4.         Nature of Relationship. Board Member will be an independent contractor of the Corporation and nothing in this Agreement should be construed to create a partnership, joint venture, or employer-employee relationship. Board Member is not the agent of the Corporation and is not authorized to make any representation, contract, or commitment on the Corporation’s behalf.

5.         Disclosures. The Corporation may use Board Member’s name, likeness, and affiliations in disclosure documents required in other regulatory or administrative filings in the ordinary course of the Corporation’s business and in documents related to other announcements made by the Corporation in the course of its business.




(a)         Amendment; Modifications. This Agreement may be amended only by a written document executed by each of the parties to this Agreement. This Agreement may not be modified except by an instrument in writing executed by each of Board Member and the Corporation (after the approval of the disinterested members of the Board of Directors).

(b)         Entire Agreement. This Agreement and the other documents referred to in this Agreement set forth the entire understanding of the parties to this Agreement regarding the subject matter of this Agreement and supersede all prior contracts, agreements, arrangements, communications, discussions, representations, and warranties, whether oral or written, between the parties to this Agreement regarding the subject matter of this Agreement.

(c)         Successors and Assigns. The Corporation, its successors and assigns may in their sole discretion assign this Agreement to any person or entity, with or without Board Member’s consent. This Agreement thereafter will bind, and inure to the benefit of, the Corporation’s successors or assigns. Board Member shall not assign either this Agreement or any right or obligation arising under this Agreement and any attempt to the contrary is void ab initio.

(d)         Governing Law. This Agreement will in all respects be governed by, and construed in accordance with, the laws of the State of Delaware, without reference to rules relating to conflicts of law.

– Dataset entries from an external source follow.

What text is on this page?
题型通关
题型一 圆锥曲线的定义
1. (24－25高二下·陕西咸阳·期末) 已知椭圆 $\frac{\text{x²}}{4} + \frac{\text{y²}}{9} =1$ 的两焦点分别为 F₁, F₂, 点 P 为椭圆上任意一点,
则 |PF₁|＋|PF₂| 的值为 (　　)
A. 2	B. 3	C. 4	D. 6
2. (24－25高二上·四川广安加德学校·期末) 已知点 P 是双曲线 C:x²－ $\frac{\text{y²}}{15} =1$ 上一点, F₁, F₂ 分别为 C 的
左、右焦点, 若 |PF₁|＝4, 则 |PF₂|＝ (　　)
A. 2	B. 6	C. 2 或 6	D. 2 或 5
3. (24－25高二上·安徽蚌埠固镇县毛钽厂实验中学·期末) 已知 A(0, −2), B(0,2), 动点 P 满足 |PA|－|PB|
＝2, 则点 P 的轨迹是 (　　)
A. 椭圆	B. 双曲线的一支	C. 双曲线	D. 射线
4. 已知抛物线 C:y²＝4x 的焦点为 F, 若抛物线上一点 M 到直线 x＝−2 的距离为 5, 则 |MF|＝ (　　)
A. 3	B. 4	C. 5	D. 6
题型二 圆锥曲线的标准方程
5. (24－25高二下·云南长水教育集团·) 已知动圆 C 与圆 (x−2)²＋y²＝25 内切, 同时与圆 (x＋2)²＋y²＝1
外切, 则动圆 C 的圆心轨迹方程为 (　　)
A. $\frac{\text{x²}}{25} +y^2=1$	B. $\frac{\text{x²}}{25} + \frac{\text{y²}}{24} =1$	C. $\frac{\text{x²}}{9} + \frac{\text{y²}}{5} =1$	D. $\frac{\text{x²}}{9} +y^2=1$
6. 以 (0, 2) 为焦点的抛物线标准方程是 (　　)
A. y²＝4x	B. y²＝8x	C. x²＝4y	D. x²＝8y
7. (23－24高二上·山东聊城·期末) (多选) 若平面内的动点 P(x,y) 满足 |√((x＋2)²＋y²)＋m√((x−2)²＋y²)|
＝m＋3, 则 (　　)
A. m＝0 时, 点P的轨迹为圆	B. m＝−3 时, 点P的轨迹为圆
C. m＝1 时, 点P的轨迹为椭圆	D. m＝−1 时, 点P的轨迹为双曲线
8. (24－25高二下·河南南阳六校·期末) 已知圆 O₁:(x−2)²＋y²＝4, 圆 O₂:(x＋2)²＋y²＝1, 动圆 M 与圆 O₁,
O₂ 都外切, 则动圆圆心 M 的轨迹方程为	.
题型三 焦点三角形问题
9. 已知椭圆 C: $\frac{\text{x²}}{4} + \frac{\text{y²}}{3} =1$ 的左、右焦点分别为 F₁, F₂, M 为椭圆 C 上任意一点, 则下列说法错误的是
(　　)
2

(e)         Counterparts. This Agreement may be executed in any number of counterparts, each of which will be deemed to be an original, and all of which together will constitute one and the same instrument.

(f)         Survival of Certain Obligations. The obligations of the Corporation and Board Member set forth in this Agreement that by their terms extend beyond or survive the termination of the Agreement will not be affected or diminished in any way by the termination of the Agreement.

(g)         Severability. If any provision of this Agreement is determined to be illegal or unenforceable, that provision will be limited or eliminated to the minimum extent necessary so that this Agreement will otherwise remain in full force.

(h)         Injunctive Relief. Board Member acknowledges that any breach of the promises or agreements contained in this Agreement may result in irreparable and continuing damage to the Corporation for which there may be no adequate remedy at law, and the Corporation is therefore entitled to seek injunctive relief as well as such other and further relief as may be appropriate.





The Corporation has caused this Agreement to be duly executed and delivered by its duly authorized officer, and the Board Member has duly executed and delivered this Agreement, as of the date first above written.



/s/ Chris Meyer

Name:   Chris Meyer
Title:   Chairman of the Board of Caliber Home Loans, Inc.